Mosca schiera 50 mila soldati per Sumy
Mentre emergono dettagli contrastanti sulle future intenzioni di Mosca, la guerra tra Russia e Ucraina prosegue secondo il solito copione, tendente allo stallo. Non riuscendo a sfondare le difese ucraine nell’Est, il Cremlino tempesta di missili e droni l’intero paese. Tra domenica e lunedì, oltre 500 raid nelle regioni di Kharkiv, Kherson, Zaporizhzhia, Dnipropetrovsk, Donetsk e Sumy hanno fatto almeno 6 morti e 26 feriti.
L’Ucraina risponde con attacchi mirati, come quello al ponte di Kerch, che ha costretto Mosca a chiudere il ponte di Crimea il 29 giugno dopo aver abbattuto almeno 5 droni dell’esercito ucraino.
Il Cremlino non ha però ancora abbandonato il sogno di vincere militarmente la guerra, se è vero, come riportato dal Wall Street Journal, che la Russia ha schierato 50 mila soldati nell’area intorno alla città di Sumy, con un rapporto di circa tre a uno rispetto alle forze ucraine.

La diplomazia è in stallo
Anche la diplomazia è in stallo. I tentativi di Donald Trump, culminati con i due incontri tra delegazione russa e ucraina del 16 maggio e del 2 giugno, hanno prodotto importanti scambi di prigionieri ma niente di più.
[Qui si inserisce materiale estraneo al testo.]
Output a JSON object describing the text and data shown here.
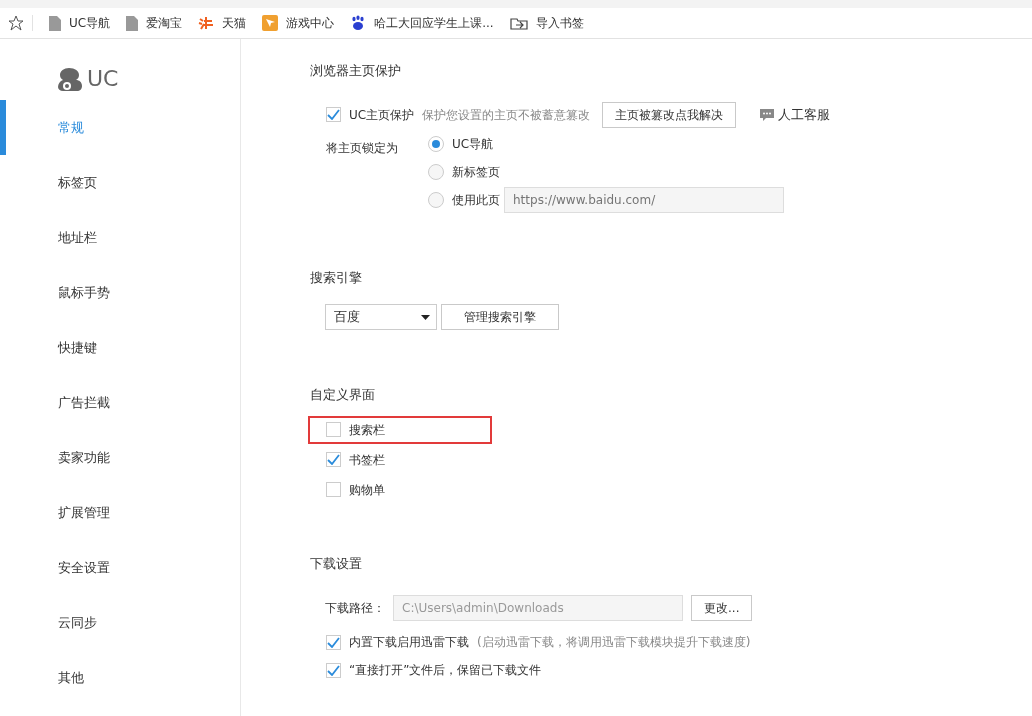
{
  "bookmarks": [
    {
      "kind": "page",
      "label": "UC导航"
    },
    {
      "kind": "page",
      "label": "爱淘宝"
    },
    {
      "kind": "tmall",
      "label": "天猫"
    },
    {
      "kind": "game",
      "label": "游戏中心"
    },
    {
      "kind": "paw",
      "label": "哈工大回应学生上课..."
    },
    {
      "kind": "import",
      "label": "导入书签"
    }
  ],
  "logo": {
    "text": "UC"
  },
  "sidebar": {
    "items": [
      {
        "label": "常规",
        "selected": true
      },
      {
        "label": "标签页",
        "selected": false
      },
      {
        "label": "地址栏",
        "selected": false
      },
      {
        "label": "鼠标手势",
        "selected": false
      },
      {
        "label": "快捷键",
        "selected": false
      },
      {
        "label": "广告拦截",
        "selected": false
      },
      {
        "label": "卖家功能",
        "selected": false
      },
      {
        "label": "扩展管理",
        "selected": false
      },
      {
        "label": "安全设置",
        "selected": false
      },
      {
        "label": "云同步",
        "selected": false
      },
      {
        "label": "其他",
        "selected": false
      }
    ]
  },
  "homepage": {
    "title": "浏览器主页保护",
    "protect": {
      "label": "UC主页保护",
      "checked": true,
      "hint": "保护您设置的主页不被蓄意篡改",
      "button": "主页被篡改点我解决",
      "service": "人工客服"
    },
    "lock_label": "将主页锁定为",
    "options": [
      {
        "label": "UC导航",
        "selected": true
      },
      {
        "label": "新标签页",
        "selected": false
      },
      {
        "label": "使用此页",
        "selected": false,
        "placeholder": "https://www.baidu.com/"
      }
    ]
  },
  "search_engine": {
    "title": "搜索引擎",
    "value": "百度",
    "button": "管理搜索引擎"
  },
  "custom_ui": {
    "title": "自定义界面",
    "items": [
      {
        "label": "搜索栏",
        "checked": false,
        "highlighted": true
      },
      {
        "label": "书签栏",
        "checked": true,
        "highlighted": false
      },
      {
        "label": "购物单",
        "checked": false,
        "highlighted": false
      }
    ]
  },
  "download": {
    "title": "下载设置",
    "path_label": "下载路径：",
    "path": "C:\\Users\\admin\\Downloads",
    "change": "更改...",
    "options": [
      {
        "label": "内置下载启用迅雷下载",
        "note": "(启动迅雷下载，将调用迅雷下载模块提升下载速度)",
        "checked": true
      },
      {
        "label": "“直接打开”文件后，保留已下载文件",
        "checked": true
      }
    ]
  }
}
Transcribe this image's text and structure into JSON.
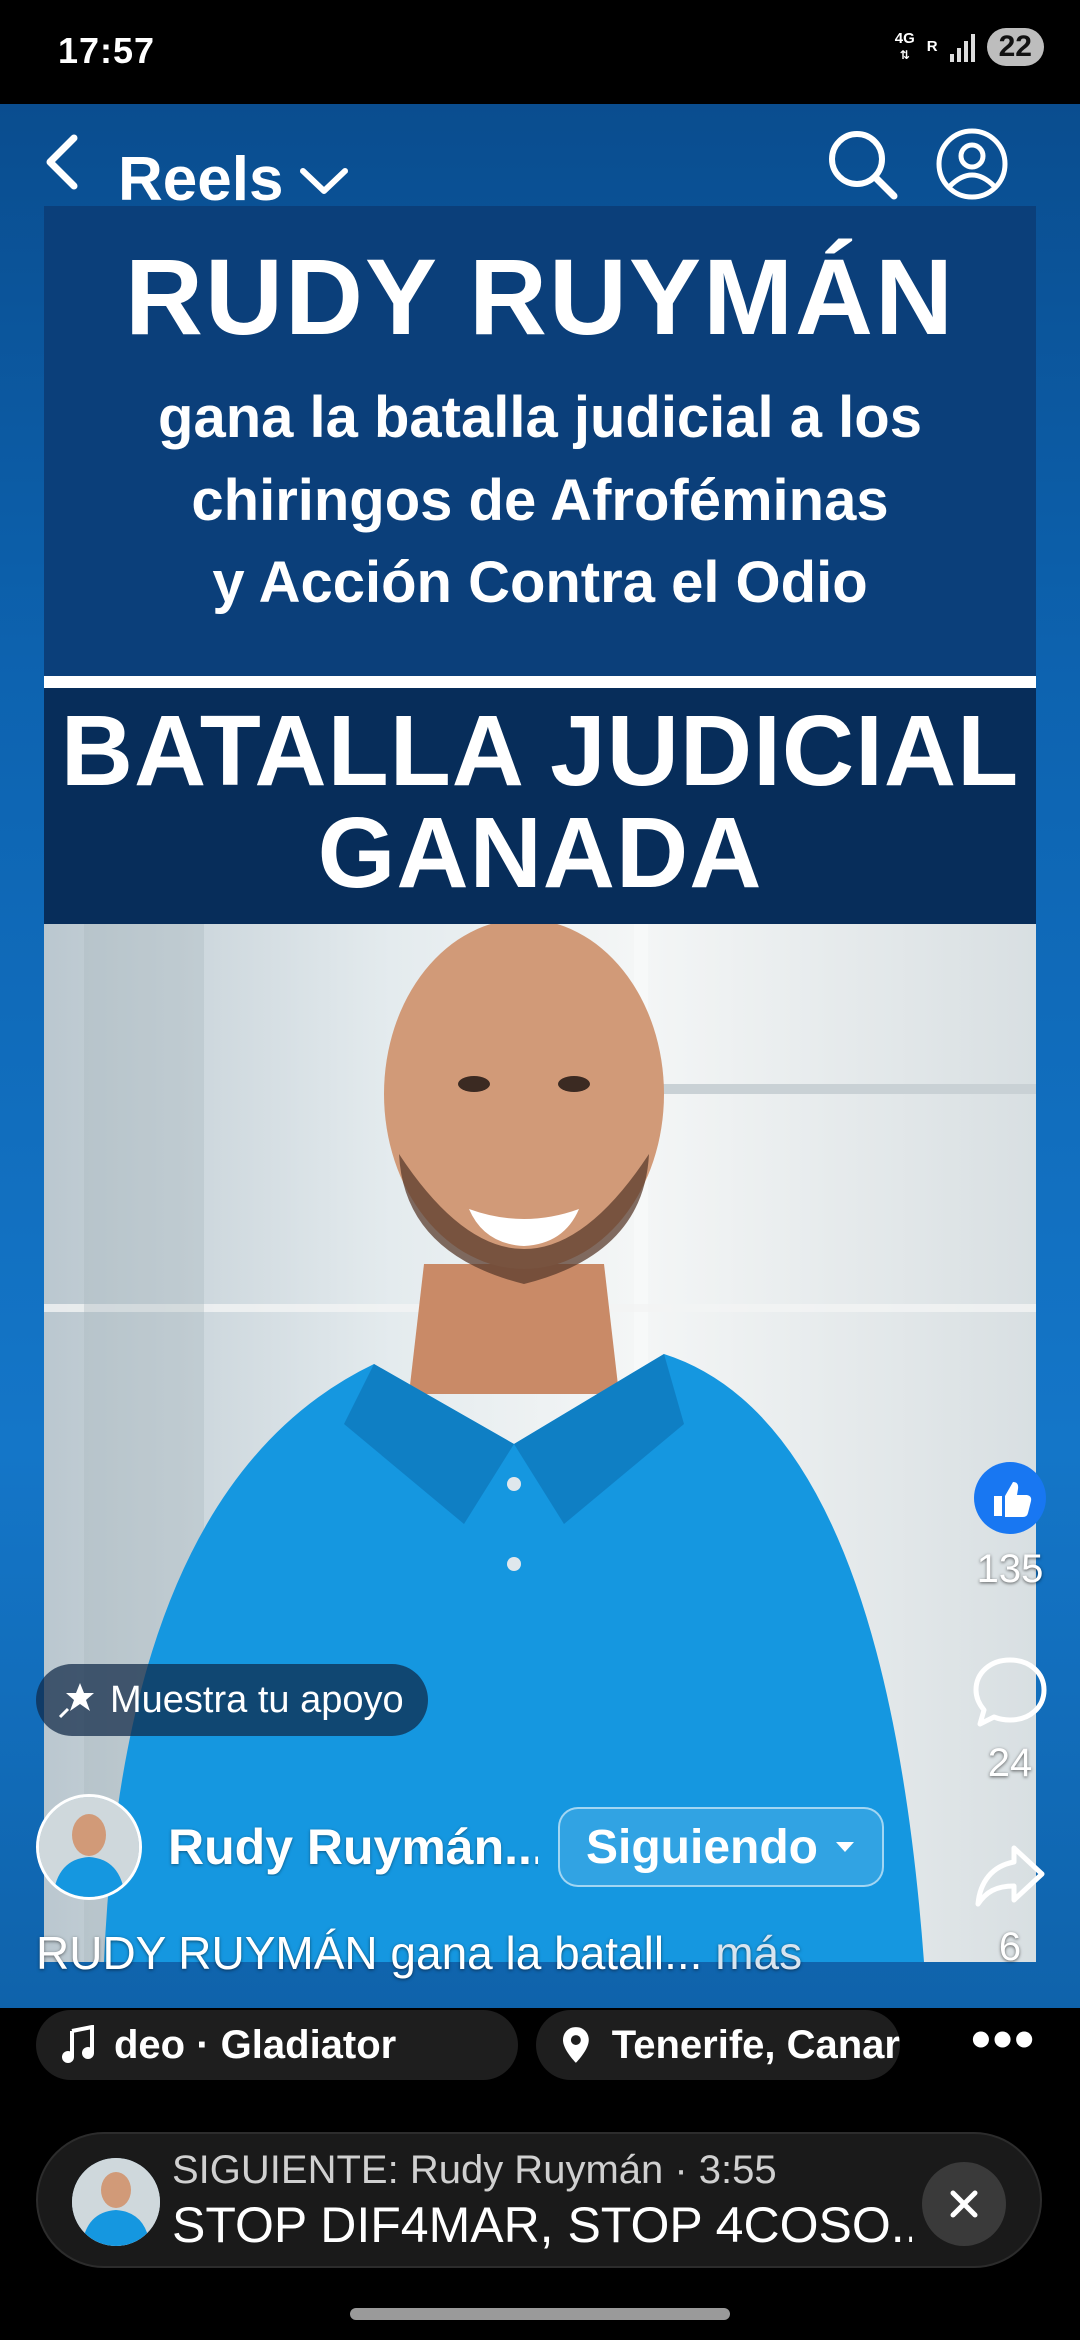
{
  "status": {
    "time": "17:57",
    "network": "4G",
    "network_sub": "R",
    "battery": "22"
  },
  "header": {
    "title": "Reels",
    "search_icon": "search-icon",
    "profile_icon": "profile-icon"
  },
  "poster": {
    "title": "RUDY RUYMÁN",
    "subtitle_lines": [
      "gana la batalla judicial a los",
      "chiringos de Afroféminas",
      "y Acción Contra el Odio"
    ],
    "banner_lines": [
      "BATALLA JUDICIAL",
      "GANADA"
    ]
  },
  "actions": {
    "likes": "135",
    "comments": "24",
    "shares": "6"
  },
  "support": {
    "label": "Muestra tu apoyo"
  },
  "author": {
    "name": "Rudy Ruymán...",
    "follow_label": "Siguiendo"
  },
  "caption": {
    "text": "RUDY RUYMÁN gana la batall...",
    "more": "más"
  },
  "info": {
    "audio": "deo · Gladiator",
    "location": "Tenerife, Canar"
  },
  "next": {
    "label": "SIGUIENTE: Rudy Ruymán · 3:55",
    "title": "STOP DIF4MAR, STOP 4COSO..."
  },
  "colors": {
    "reel_blue": "#0d63b0",
    "like_blue": "#1877f2",
    "poster_navy": "#072d5a"
  }
}
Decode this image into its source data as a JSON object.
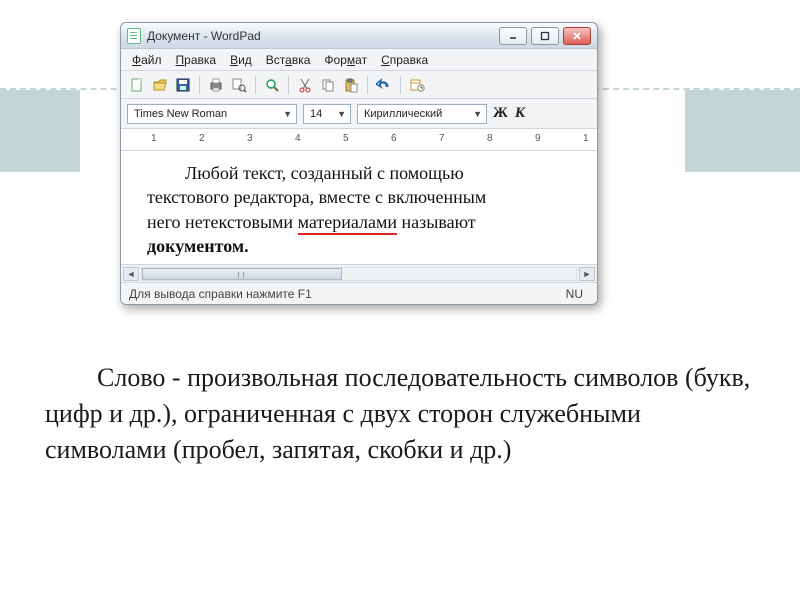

I memorandum su come terminare la guerra che Kiev e Mosca si sono scambiati sono di fatto inconciliabili e al momento non c’è alcuna volontà di modificarli. Se entrambe le parti si sono dette disponibili a riprendere i colloqui, nessuna ha proposto una data concreta.
La Germania vuole sostituirsi agli Usa
Il futuro della guerra dipenderà in parte da come agiranno gli Stati Uniti. Da quando Trump è stato eletto nessun pacchetto di forniture militari aggiuntivo rispetto all’era Biden è stato approvato dagli Usa. Settimana scorsa il tycoon ha ribadito che Putin «deve porre fine al conflitto», aggiungendo che il presidente russo sarebbe «mal consigliato».
Ieri il presidente americano si è detto certo che si arriverà a un cessate il fuoco perché «i prezzi del petrolio sono bassi», ma Kiev non si fida e insiste a chiedere batterie Patriot per la difesa aerea, che finora Trump non ha voluto concedere.
Chi sta cercando di sostituirsi all’America come principale alleato sostenitore dell’Ucraina è la Germania. Ieri il ministro degli Esteri Johann Wadephul ha fatto visita a Kiev assicurando che «faremo di tutto» per fornire a Volodymyr Zelensky nuovi sistemi di difesa aerea.

Mine antiuomo e bombe a grappolo
Nel frattempo, l’Ucraina pensa a difendersi da sola e così Zelensky con un decreto ha avviato l’uscita dell’Ucraina dalla Convenzione di Ottawa del 1997, che vieta l’uso, la produzione, lo stoccaggio e il trasferimento di mine antiuomo. «È un passo che la realtà della guerra ci impone da tempo», ha dichiarato su Facebook il deputato ucraino Roman Kostenko, segretario della commissione parlamentare per la difesa.
Kiev, con il sostegno occidentale, aveva già preso decisioni simili. Nel 2023 era stata fortemente criticata dalla comunità internazionale la decisione di Joe Biden di inviare all’esercito ucraino bombe a grappolo. Allo stesso modo la fornitura a Kiev di proiettili all’uranio impoverito da parte della Gran Bretagna aveva destato scalpore.
Ma c’è poco da stupirsi: in mancanza di un accordo che ponga fine al conflitto, questo non può fare altro che diventare sempre più crudele e violento.